Tammy M. Proctor argues that it was World War I—the first modern, global war—that witnessed the invention of both the modern “civilian” and the “home front,” where a totalizing war strategy pitted industrial nations and their citizenries against each other. Civilians in a World at War, 1914-1918, explores the different ways civilians work and function in a war situation, and broadens our understanding of the civilian to encompass munitions workers, nurses, laundresses, refugees, aid workers, and children who lived and worked in occupied zones, on home and battle fronts, and in the spaces in between. Comprehensive and global in scope, spanning the Eastern, Western, Italian, East African, and Mediterranean fronts, Proctor examines in lucid and evocative detail the role of experts in the war, the use of forced labor, and the experiences of children in the combatant countries.
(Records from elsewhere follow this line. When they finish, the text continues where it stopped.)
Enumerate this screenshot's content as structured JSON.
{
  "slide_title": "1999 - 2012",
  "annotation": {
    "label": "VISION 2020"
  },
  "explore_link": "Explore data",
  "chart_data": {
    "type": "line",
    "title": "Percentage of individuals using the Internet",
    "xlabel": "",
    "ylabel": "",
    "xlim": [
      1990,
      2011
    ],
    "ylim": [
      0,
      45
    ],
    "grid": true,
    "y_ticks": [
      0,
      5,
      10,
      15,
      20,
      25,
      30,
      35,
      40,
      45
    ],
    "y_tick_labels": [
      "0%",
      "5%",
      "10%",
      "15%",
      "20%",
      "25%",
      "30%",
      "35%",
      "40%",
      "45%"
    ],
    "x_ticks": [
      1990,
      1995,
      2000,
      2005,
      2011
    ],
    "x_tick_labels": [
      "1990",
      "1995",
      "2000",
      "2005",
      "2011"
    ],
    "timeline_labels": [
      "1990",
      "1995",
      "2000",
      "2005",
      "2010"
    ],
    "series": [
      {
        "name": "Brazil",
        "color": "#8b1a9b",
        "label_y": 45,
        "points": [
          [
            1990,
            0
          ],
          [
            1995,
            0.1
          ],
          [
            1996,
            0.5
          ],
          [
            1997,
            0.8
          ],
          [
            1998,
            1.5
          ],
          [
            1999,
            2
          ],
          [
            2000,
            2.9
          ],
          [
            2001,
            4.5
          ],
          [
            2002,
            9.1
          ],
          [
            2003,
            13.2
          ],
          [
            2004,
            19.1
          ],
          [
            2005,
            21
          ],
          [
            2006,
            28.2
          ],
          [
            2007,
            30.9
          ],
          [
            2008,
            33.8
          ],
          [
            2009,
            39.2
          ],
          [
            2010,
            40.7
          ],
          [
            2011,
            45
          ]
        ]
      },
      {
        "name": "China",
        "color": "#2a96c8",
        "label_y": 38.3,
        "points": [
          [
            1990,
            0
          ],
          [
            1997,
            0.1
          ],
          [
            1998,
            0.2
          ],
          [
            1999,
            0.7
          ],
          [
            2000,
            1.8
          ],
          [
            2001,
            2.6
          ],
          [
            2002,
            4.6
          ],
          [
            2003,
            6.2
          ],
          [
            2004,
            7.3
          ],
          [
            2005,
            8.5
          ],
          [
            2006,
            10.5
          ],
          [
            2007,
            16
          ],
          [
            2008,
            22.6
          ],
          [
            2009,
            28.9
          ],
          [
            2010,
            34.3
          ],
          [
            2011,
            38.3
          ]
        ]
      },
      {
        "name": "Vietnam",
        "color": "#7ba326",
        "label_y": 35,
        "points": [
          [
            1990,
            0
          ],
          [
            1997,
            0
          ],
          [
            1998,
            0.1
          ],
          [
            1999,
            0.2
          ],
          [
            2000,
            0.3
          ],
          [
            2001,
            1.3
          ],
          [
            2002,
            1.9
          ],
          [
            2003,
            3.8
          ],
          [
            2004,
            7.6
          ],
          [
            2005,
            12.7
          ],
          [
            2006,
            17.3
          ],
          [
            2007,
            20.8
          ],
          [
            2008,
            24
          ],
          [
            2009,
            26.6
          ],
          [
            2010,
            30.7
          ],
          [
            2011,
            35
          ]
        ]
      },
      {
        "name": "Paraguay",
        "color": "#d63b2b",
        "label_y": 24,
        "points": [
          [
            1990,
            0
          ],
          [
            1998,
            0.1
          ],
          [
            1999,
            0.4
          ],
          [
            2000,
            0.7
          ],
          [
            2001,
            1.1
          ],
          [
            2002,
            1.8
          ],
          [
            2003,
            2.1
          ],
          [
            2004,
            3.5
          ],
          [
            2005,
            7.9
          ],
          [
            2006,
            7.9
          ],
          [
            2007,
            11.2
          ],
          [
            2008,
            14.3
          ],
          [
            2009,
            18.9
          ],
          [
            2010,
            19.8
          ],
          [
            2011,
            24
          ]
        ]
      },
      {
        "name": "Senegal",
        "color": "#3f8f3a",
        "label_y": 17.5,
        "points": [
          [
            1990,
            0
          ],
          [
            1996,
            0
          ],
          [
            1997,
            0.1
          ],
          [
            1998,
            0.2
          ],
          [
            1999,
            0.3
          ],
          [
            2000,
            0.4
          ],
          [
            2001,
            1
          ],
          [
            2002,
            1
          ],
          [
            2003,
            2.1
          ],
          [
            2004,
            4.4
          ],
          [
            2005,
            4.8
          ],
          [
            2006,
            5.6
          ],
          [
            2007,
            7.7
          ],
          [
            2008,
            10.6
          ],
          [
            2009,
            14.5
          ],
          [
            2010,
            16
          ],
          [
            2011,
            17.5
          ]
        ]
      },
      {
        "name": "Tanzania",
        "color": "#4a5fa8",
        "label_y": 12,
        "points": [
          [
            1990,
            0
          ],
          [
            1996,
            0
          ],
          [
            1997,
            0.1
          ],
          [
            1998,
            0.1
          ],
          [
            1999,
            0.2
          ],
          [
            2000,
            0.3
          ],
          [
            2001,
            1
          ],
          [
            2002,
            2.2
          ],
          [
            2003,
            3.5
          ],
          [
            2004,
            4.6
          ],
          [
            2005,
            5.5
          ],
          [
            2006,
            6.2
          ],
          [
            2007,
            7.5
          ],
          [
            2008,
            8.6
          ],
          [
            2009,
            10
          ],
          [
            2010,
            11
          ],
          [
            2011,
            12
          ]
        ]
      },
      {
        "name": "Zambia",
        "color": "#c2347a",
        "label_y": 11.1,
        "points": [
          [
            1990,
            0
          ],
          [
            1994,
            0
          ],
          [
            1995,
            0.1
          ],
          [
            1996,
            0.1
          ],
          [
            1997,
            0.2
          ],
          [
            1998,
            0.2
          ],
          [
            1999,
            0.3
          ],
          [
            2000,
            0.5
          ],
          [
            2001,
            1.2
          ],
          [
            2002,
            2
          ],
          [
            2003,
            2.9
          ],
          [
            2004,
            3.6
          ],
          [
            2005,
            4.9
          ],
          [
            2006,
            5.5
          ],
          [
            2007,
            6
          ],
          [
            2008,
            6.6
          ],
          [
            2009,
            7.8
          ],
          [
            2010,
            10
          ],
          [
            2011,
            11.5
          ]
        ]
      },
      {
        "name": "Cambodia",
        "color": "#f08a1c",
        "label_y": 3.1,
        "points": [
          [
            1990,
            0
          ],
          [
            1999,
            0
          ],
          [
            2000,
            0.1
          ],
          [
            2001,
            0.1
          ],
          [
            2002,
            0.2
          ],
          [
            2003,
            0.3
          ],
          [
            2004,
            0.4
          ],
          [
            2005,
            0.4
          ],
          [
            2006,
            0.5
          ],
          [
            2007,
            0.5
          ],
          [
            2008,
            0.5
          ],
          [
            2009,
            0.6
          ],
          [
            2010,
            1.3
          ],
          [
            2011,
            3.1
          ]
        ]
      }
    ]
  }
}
As in many wars, civilians on both sides of WWI were affected, and vast displacements of the populations shaped the contemporary world in countless ways, redrawing boundaries and creating or reviving lines of ethnic conflict. Exploring primary source materials and secondary studies of combatant and neutral nations, while synthesizing French, German, Dutch, and English language sources, Proctor transcends the artificial boundaries of national histories and the exclusive focus on soldiers. Instead she tells the fascinating and long-buried story of the civilian in the Great War, allowing voices from the period to speak for themselves.
PUBLISHERS WEEKLY
At least 19 countries were involved in fighting WWI, creating a vast amount of ground to cover for the writer intent on chronicling the experiences of the war's civilians, and though Proctor has done her research, her text never comes alive. She focuses on civilian contributions to the war efforts, the refugee camp experience, and normal citizens caught in fighting, but rarely takes more than a cursory glance at any particular moment or, indeed, civilian. More likely is the single page that finds her narrative jumping between British East Africa, rural Russia, Baghdad, South Africa, and Syria, making it impossible for readers to know or care for anyone involved. Proctor clogs passages with facts about government-imposed food and price controls and attempts to prove contentions that many will find obvious, such as her wish to demonstrate that "despite differences of political structure, language, age, race, gender, class and geographical location, civilians in all countries faced many of the same challenges in making sense of the war..." By focusing on the sameness of experience, the author misses out on more fertile ground. Illus.